The following self-contained example illustrates the full workflow: starting from a handful of corner samples, it iteratively adds points suggested by QBC and re-trains the model.

import torch
import torch_bsf
from torch_bsf.active_learning import suggest_next_points
from torch_bsf.sampling import simplex_grid


def expensive_simulation(params: torch.Tensor) -> torch.Tensor:
    """Placeholder for your real evaluation function.

    Parameters
    ----------
    params : Tensor of shape (n, n_params)
        Simplex coordinates to evaluate.

    Returns
    -------
    Tensor of shape (n, n_values)
        Simulated output values.
    """
    # Replace with your actual simulator / experiment
    return torch.sum(params ** 2, dim=1, keepdim=True)


# ── 1. Initial sampling ────────────────────────────────────────────────────
# Start with the simplex vertices (degree-1 grid) plus the centroid.
init_params = simplex_grid(n_params=3, degree=1)           # shape (3, 3)
centroid = torch.full((1, 3), 1.0 / 3)
params = torch.cat([init_params, centroid], dim=0)         # shape (4, 3)
values = expensive_simulation(params)                      # shape (4, 1)

# ── 2. Active learning loop ────────────────────────────────────────────────
N_ROUNDS = 5          # number of active learning iterations
N_SUGGESTIONS = 3     # new points per round
N_ENSEMBLE = 5        # committee size for QBC
N_CANDIDATES = 2000   # search resolution

for round_idx in range(N_ROUNDS):
    # Build a k-fold ensemble; fit_kfold caps folds to len(params)
    # automatically so there are never empty training subsets.
    ensemble = torch_bsf.fit_kfold(
        params=params,
        values=values,
        n_folds=N_ENSEMBLE,
        degree=3,
        max_epochs=300,
    )

    # Suggest the N_SUGGESTIONS most uncertain points using QBC
    next_params = suggest_next_points(
        ensemble,
        n_suggestions=N_SUGGESTIONS,
        n_candidates=N_CANDIDATES,
        method="qbc",
    )

    # Evaluate the suggested points with the expensive function
    next_values = expensive_simulation(next_params)

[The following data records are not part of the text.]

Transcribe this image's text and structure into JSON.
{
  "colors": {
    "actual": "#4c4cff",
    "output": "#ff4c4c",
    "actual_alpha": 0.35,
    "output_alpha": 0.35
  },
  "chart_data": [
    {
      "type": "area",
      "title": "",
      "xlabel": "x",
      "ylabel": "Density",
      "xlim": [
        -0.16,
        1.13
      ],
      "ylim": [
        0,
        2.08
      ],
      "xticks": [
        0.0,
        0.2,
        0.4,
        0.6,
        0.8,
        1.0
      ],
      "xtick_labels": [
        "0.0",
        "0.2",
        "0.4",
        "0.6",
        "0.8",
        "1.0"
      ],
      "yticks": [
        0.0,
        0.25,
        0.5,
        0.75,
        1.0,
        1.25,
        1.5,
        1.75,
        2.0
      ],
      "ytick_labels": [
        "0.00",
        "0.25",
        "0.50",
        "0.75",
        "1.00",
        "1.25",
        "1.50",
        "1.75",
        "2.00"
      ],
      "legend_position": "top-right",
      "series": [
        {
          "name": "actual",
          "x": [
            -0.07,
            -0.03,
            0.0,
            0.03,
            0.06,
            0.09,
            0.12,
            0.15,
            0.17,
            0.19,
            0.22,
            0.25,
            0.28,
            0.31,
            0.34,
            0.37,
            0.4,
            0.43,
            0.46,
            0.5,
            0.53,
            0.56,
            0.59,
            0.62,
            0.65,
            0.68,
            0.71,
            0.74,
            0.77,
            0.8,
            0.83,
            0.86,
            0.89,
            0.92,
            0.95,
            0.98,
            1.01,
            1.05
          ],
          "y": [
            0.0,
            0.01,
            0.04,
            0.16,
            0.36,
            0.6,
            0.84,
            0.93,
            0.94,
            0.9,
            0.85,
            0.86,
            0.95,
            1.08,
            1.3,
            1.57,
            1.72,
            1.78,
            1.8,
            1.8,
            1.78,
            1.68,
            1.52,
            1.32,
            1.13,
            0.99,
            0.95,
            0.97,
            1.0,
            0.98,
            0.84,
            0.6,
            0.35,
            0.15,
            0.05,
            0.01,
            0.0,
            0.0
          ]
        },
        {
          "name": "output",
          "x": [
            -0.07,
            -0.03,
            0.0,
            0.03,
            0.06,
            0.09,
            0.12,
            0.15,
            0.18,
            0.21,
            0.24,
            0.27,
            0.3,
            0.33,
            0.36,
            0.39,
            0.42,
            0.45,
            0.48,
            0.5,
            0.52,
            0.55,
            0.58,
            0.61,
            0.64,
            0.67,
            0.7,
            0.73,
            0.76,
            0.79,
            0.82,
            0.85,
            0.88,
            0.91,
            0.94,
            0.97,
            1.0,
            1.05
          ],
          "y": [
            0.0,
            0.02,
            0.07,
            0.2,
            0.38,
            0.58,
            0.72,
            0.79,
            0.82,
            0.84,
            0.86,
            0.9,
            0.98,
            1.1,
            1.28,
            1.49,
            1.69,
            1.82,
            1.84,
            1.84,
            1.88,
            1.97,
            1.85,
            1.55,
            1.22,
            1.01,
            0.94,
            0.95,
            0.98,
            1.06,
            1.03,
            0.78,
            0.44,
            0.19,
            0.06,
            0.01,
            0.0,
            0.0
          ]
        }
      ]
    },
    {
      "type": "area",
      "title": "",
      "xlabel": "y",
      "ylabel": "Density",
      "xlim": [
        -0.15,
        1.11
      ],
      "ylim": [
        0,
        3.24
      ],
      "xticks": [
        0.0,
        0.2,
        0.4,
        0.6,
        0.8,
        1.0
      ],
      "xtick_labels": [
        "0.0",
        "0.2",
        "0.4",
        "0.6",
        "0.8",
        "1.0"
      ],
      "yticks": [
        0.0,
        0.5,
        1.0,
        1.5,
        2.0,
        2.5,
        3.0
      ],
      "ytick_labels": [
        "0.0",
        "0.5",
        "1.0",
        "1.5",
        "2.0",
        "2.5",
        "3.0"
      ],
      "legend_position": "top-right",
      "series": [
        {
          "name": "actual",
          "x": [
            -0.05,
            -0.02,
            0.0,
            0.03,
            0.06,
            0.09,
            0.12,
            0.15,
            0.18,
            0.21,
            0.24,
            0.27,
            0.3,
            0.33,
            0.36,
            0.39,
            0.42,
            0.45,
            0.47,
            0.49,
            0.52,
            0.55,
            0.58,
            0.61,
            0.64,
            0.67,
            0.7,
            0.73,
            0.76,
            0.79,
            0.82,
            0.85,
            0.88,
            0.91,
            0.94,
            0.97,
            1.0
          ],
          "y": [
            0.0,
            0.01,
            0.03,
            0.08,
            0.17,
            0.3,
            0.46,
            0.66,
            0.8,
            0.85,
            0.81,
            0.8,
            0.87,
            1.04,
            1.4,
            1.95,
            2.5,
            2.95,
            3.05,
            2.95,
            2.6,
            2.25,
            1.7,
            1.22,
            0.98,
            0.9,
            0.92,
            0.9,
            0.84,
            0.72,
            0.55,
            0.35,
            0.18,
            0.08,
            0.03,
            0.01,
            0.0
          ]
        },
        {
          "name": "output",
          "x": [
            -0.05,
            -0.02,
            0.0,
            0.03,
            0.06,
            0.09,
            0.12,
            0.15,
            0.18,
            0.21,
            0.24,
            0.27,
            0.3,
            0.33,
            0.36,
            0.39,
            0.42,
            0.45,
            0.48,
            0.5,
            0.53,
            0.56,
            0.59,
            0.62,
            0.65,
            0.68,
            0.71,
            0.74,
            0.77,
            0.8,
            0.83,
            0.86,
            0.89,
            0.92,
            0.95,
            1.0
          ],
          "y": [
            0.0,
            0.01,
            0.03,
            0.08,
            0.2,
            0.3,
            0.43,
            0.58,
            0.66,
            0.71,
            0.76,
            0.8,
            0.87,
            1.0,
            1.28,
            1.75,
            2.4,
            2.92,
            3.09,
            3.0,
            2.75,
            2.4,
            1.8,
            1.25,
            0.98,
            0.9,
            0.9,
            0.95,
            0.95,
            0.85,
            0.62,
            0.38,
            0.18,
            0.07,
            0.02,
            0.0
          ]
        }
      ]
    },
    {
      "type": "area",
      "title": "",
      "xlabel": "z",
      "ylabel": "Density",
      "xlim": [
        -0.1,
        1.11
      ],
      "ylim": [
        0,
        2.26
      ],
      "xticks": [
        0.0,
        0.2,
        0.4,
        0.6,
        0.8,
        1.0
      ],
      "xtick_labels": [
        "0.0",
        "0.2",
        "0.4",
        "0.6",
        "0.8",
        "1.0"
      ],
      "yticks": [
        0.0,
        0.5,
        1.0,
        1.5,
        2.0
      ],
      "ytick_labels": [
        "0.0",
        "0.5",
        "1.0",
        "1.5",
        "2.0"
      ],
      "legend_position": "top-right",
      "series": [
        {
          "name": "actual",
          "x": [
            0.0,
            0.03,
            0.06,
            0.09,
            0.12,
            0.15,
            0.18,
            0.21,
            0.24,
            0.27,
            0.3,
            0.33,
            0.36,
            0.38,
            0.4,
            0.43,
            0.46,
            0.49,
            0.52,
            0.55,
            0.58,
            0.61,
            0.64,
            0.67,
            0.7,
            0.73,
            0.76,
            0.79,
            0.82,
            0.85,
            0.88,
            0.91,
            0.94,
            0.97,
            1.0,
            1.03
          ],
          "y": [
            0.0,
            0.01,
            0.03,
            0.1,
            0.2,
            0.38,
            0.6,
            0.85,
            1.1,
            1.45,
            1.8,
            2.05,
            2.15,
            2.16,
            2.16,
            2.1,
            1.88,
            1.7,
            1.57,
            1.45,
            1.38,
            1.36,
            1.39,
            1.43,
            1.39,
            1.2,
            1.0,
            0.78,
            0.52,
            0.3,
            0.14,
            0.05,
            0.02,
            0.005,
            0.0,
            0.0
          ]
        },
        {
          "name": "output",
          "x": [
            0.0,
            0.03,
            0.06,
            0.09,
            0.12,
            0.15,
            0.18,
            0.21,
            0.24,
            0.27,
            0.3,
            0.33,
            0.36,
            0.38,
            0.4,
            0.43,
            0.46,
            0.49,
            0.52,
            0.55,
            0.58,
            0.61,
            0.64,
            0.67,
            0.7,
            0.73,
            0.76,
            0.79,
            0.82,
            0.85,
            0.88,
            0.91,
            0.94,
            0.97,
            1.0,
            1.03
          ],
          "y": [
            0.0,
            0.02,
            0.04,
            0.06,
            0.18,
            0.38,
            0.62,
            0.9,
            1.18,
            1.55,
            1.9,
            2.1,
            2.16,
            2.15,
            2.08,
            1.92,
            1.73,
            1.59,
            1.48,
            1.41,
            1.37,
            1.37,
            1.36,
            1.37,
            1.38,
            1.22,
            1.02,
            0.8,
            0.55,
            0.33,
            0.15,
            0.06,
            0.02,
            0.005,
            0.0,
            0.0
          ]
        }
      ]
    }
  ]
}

    # Accumulate the new data
    params = torch.cat([params, next_params], dim=0)
    values = torch.cat([values, next_values], dim=0)

    print(f"Round {round_idx + 1}: dataset size = {params.shape[0]}")

# ── 3. Final model ─────────────────────────────────────────────────────────
final_model = torch_bsf.fit(params=params, values=values, degree=3, max_epochs=500)
print("Final model trained on", params.shape[0], "points.")

Switching between methods mid-loop

Start with method="density" for the first 1–2 rounds to ensure broad simplex coverage, then switch to method="qbc" once the ensemble has enough data to produce meaningful uncertainty estimates:

for round_idx in range(N_ROUNDS):
    ensemble = torch_bsf.fit_kfold(
        params=params,
        values=values,
        n_folds=N_ENSEMBLE,
        degree=3,
    )

    # Use density for initial coverage, QBC once data is sufficient
    if round_idx < 2:
        next_params = suggest_next_points(
            ensemble,
            n_suggestions=N_SUGGESTIONS,
            n_candidates=N_CANDIDATES,
            method="density",
            params=params,
        )
    else:
        next_params = suggest_next_points(
            ensemble,
            n_suggestions=N_SUGGESTIONS,
            n_candidates=N_CANDIDATES,
            method="qbc",
        )

    next_values = expensive_simulation(next_params)
    params = torch.cat([params, next_params], dim=0)
    values = torch.cat([values, next_values], dim=0)

API Reference

See torch_bsf.active_learning.suggest_next_points() in the API Documentation for the full parameter reference.

See torch_bsf.fit_kfold() for the k-fold ensemble builder used in QBC examples above.